Sorry: I’m raving. This is my own personal grievance. As it turns out, my other grievances feel personal too, but I’ll try not to rave.

So far, I have not been personally scarred by either the justifiable Afghanistan War, or by the totally unjustifiable Iraq War. Yet American men and women remain in harm’s way on distant shores. The upside in Iraq is that fewer Americans die there now. Yet I wonder if families of the million Iraqis killed see any upside at all?

Afghanistan, justifiable or not, has been a downside for hundreds of years. Rudyard Kipling wrote: “When you’re wounded and left on Afghanistan’s plains, And the women come out to cut up what remains, Jest roll to your rifle and blow out your brains, And go to your Gawd like a soldier.” Cool place to have a war, eh?

In Afghanistan we are trying to facilitate peace between factions we don’t understand, and whose only commonality is their hatred of the United States. Osama bin Laden still finds sanctuary. Afghan opium producers quickly identified an upside in a burgeoning heroin trade, but then they have known about that for millennia.

On our domestic front, the war on what was once a healthy economy can only be called successful. That may be an upside for some folks, but for the rest of us, finding an upside will be a long row to hoe. Unemployment claims rose over 30% in the last five weeks; almost a million Americans lost their jobs last week alone. According to the Bureau of Labor Statistics, job losses are large and widespread across most major industry sectors.

Economic analyst John Mauldin writes, “We are in completely uncharted territory in terms of the economic landscape.” Mauldin predicts unemployment headed above nine percent, consumer spending off by at least three percent in 2009 and 2010, and Gross Domestic Product down as much as five percent. He predicts the longest recession since the Great Depression. I keep trying to find the upside, but I’m having trouble with that.

The upside lies in our choice of new leadership and a new worldview. Although it is difficult to overcome skepticism honed over the last eight years, maybe—just maybe—we can shame the greed mongers into doing the right thing. Perhaps that is too much to ask.

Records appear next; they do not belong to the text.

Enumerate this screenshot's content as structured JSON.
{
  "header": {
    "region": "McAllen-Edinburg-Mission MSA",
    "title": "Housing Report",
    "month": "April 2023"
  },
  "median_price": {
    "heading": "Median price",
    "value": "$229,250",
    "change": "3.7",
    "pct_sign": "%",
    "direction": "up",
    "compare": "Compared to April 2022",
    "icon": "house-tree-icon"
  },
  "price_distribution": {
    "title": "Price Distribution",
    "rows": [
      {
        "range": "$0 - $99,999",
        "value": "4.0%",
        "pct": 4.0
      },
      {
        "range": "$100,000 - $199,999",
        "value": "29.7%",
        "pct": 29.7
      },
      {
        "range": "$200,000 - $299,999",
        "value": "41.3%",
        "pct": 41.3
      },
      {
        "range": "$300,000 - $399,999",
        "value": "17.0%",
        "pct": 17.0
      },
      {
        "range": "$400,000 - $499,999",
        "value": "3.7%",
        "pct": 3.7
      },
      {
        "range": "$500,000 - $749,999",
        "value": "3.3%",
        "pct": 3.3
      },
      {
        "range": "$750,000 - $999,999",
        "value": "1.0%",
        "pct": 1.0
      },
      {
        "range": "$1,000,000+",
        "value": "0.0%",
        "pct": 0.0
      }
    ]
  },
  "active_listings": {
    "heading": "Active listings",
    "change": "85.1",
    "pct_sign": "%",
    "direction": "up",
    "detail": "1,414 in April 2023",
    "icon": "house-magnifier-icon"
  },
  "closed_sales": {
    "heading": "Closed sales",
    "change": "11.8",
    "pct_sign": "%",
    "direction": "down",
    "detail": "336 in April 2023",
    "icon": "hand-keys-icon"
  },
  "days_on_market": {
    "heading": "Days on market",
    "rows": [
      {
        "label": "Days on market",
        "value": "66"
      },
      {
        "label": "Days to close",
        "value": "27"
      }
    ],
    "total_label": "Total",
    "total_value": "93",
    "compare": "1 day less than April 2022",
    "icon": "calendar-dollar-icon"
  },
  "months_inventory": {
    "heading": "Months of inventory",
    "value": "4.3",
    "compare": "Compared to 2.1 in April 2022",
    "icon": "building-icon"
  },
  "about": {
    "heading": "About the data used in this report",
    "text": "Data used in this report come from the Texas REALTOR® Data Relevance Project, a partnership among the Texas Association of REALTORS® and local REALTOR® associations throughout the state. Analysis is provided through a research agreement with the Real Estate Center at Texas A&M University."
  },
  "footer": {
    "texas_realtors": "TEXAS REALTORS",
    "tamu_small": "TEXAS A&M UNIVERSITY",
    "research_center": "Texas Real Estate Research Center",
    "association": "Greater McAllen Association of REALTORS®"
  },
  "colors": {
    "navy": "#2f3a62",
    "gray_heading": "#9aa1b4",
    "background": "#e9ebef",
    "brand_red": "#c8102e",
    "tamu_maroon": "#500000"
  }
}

We can only hope President Obama is equal to a job whose difficulty and complexity are unprecedented in American history. We are optimistic he can bring about health care and entitlement reform. We hope he can strike a balance between environmental stewardship and energy independence. We pray he can stimulate production to generate jobs and invent new models to resurrect our economy. We hope Obama can create partisan inclusion to forever eliminate historic gridlock. Post-partisan politics: what a concept.

While I’m writing this, I’m still living on the downside and it is difficult to see beyond the disaster that has been the last eight years of American governance. You reading this, on the other hand, are living under enlightened leadership that offers hope and the promise of change in a new day. You are reading this on the upside. Be proud of the choice we made…and enjoy.